Une troisième saison qui voudrait apparemment parler de religion et de croyance. Vaste terrain épineux qui aurait mérité l’écriture des années passées, mais l’instabilité qualitative de la série et son casting plus que jamais en dents de scie auront fini d’endormir le spectateur dans des arcs inaboutis, accumulations de choix trop soudains et de tentatives d’humour ou d’émotion lourdingues.
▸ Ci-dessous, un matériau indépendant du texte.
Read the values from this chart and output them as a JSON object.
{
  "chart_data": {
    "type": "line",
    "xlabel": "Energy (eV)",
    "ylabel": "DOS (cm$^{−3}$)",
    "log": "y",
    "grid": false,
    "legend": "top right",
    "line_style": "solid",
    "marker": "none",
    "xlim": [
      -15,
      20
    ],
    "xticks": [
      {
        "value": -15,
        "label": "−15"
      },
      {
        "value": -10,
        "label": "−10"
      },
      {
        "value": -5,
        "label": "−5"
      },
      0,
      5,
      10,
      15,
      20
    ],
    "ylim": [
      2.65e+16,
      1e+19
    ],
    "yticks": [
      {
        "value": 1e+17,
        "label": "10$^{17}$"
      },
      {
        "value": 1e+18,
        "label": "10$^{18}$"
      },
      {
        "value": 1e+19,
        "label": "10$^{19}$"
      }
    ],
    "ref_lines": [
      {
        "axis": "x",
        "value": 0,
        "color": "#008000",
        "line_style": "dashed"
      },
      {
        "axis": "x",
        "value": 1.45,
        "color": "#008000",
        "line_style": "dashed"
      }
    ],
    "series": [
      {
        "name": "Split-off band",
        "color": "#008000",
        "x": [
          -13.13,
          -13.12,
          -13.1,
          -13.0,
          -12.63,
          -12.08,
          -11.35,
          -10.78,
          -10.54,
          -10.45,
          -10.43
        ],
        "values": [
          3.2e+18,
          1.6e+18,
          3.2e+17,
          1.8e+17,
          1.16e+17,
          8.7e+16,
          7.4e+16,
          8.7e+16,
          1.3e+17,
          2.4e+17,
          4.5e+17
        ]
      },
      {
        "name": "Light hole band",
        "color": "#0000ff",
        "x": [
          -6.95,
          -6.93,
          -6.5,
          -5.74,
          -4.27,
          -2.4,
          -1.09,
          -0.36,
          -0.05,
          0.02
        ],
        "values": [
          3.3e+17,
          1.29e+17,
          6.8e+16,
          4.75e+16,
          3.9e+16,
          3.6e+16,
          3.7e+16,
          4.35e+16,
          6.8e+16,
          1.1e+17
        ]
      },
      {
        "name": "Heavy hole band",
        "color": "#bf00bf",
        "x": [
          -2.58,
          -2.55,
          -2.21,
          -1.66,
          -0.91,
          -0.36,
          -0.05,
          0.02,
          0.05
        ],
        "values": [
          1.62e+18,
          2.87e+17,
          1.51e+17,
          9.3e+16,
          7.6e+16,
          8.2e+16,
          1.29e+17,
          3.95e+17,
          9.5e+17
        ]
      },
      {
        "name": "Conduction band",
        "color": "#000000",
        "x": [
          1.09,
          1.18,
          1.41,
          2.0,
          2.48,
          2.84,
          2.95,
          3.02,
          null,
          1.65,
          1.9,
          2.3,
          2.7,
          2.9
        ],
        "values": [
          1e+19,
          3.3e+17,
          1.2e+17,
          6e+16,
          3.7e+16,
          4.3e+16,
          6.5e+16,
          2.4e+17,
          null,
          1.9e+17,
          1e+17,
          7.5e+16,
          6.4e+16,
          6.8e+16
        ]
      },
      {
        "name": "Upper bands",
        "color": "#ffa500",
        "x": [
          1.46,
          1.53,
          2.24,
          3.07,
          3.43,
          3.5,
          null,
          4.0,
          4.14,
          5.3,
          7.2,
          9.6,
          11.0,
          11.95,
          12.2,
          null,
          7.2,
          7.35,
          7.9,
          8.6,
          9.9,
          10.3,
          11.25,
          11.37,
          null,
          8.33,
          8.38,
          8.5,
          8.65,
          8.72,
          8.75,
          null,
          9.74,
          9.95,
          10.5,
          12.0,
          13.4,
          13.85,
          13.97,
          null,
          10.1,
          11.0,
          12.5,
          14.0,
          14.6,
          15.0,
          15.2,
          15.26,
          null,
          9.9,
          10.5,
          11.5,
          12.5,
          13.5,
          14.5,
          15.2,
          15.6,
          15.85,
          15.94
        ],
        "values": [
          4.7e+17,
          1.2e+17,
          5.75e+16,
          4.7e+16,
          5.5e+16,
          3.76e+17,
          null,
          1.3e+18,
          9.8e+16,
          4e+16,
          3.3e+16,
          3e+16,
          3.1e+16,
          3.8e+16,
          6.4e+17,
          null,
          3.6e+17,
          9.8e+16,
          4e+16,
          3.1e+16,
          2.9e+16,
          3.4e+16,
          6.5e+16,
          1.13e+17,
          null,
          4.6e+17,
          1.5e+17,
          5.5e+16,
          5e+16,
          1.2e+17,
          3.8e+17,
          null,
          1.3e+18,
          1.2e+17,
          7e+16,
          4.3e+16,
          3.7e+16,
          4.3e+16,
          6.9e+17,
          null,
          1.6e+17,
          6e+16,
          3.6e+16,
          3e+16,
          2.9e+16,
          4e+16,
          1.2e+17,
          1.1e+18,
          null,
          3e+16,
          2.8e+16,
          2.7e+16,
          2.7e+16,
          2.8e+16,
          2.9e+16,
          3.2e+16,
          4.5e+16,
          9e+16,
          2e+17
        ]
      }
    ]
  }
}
Orange is the New Black vient-elle de sauter le requin ? L’affreuse avant-dernière scène de l’ultime épisode est peut-être son arrêt de mort. Dans tous les cas, on croise les doigts pour que ce cru 2015 ne soit qu’un passage à vide et non la saison de trop. A oublier très vite.
★★★★☆☆☆☆☆☆
Saison 4
Après un troisième acte aussi décevant qu’inepte, on attendait de Orange is the New Black qu’elle retrouve les couleurs de ses premières saisons tout en parvenant à renouveler ce qui était devenu une routine scénaristique : l’impression que les personnages et leurs évolutions avaient déjà atteint leur climax à la fin de la saison 2, complétée à celle que la création de Jenji Kohan avait « sauté le requin » plus tôt qu’on ne l’aurait prévu.
Il y a, dans cette saison 4, un semblant d’amélioration. Les scénaristes semblent toujours parvenir à dénicher des fils rouges vaguement inventifs. Pourtant, derrière la bonne tenue des intrigues, difficile de ne pas regretter la fadeur des têtes d’affiche sur lesquels la série ne semble plus avoir grand-chose à dire. Une difficulté certaine pour une œuvre qui se repose autant sur la qualité des protagonistes, et qui n’est pas sans rappeler les deux dernières saisons de son homologue masculin, Oz, dont les deux dernières années n’avaient trouvé comme moteur narratif que l’arrivée régulière de nouveaux prisonniers.
Le point fort de cette nouvelle salve d’épisodes, c’est qu’elle parvient à équilibrer deux de ses facettes avec pas mal de réussite : celle du soap lors des premiers épisodes, qu’elle assume pour la première fois totalement, et celle du mélodrame en fin de saison, avec tous les rebondissements et procédés tire-larmes qu’on était en droit d’attendre d’elle. En faisant cohabiter ces deux aspects, Orange is the New Black contente les deux extrêmes de son audience tout en se heurtant à une problématique de forme : à jouer sur tous les fronts, elle perd de sa subtilité. Les méchants sont nanardesques, les séquences émotions poussives et prévisibles – cela n’empêche pas la machine de fonctionner : entre quelques épisodes qui frôlent parfois la catastrophe, Orange is the New Black livre quelques scènes remarquables.
Difficile de prendre du recul sur une saison aussi irrégulière qu’anecdotique. Cela est certes plus réussi que l’an dernier, mais on s’inquiète que la dramédie Netflix ne se heurte bientôt à un mur : a-t-elle encore beaucoup à raconter ? Car cela commence à sérieusement tourner en rond, et on voit difficilement la prison de Litchfield parvenir à être encore pertinente en 2019 – puisqu’elle a été renouvelée jusque-là. Peut-être faudrait-il qu’elle apprenne à abandonner ou transcender ses protagonistes, dont la plupart ne sont guère plus que des stéréotypes de ce qu’ils étaient dans le pilote.